For similar reasons I became a Zen Buddhist a good few years back. Ashtanga Yoga in its entirety as an eight limbed practice can be construed as a scientific endeavour rather than a spiritual one , but it will always be inextricably linked to Hinduism and it’s many forms. Now if you’ve ever dipped your toe into the Hindu religion then you’ll know it has various denominations each with an interwoven diversity of beliefs and practices. And there’s a million and one fantastical stories about the million and one different Gods and deities. After a while of just practicing Asana (physical yoga postures) the third limb of Ashtanga Yoga I came to realise – as some people do , that the physical practice alone is not fulfilling enough – I needed something more than throwing myself around a rectangular shaped sticky blue mat.
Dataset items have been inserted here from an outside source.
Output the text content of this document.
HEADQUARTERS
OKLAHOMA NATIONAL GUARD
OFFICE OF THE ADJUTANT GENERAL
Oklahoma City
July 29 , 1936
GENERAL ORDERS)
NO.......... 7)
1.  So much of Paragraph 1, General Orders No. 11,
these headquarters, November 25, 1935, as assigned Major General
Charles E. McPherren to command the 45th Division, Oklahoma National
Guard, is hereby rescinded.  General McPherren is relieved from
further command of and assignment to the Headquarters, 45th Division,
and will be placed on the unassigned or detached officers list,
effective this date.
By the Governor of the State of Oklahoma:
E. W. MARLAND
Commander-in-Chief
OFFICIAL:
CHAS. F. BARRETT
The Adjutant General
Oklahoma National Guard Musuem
I needed something beyond the physical, I felt in my bones the need for the spiritual too. So I immersed myself in the Hindu and Yogic texts – you name it , I’ve read it – I probably didn’t understand it , but I’ve read it. And to be honest it just didn’t do it for me – it felt too ‘out there’ ie nothing tangible for me to hang my ‘need to be real raincoat’ on. I mean I loved all the stories like the one about Lord Shiva cutting his son’s head off and replacing it with an elephant’s head and hey presto Ganesha was born but that’s all they meant to me – just stories. And these stories were not real – I needed real. I’ve had enough of unreality in my life and I didn’t need any more. I also love to chant – I can chant OM with the best of them and even though I’m enjoying it I’m not exactly channeling the spirits of the Ganges!
It was around this time that I chanced upon a book called Hardcore Zen by author and Zen teacher called Brad Warner. I’d bought a book on Amazon and Hardcore Zen was in that section ‘if you bought that book then you might like this one’. I liked the front cover and the title of the book so I bought it. It changed my life – no shit. It gave me the spiritual practice I’d been looking for and then some. And the best thing about the Zen Buddhist path was it was all about the real – the here and now – no bizarre beheading stories and nothing that I had to suspend all my ideas about reality in. The Zen path is all about the practice of Zazen – the seated meditation practice – which consists mainly of sitting in lotus position an hour a day eyes open staring at a wall – sounds like a right barrel of laughs doesn’t it? Well I can tell you nothing can be more real than a wall and the experience of watching the fluctuations of the mind – or the witnessing of the zillions of insane things that the mind can conjure up without any encouragement. Slowly learning through it’s practice to creatively respond to oneself and the world as opposed to habitually reacting to it. So when someone tells me I’ve got to exaggerate by 30% I can laugh rather than telling them to sling their hook.
So I now feel I have some REAL balance to my internal (Zazen meditation) and external (Ashtanga Yoga) worlds. I am definitely not enlightened, I am flexible though (but I can’t do Tuesdays).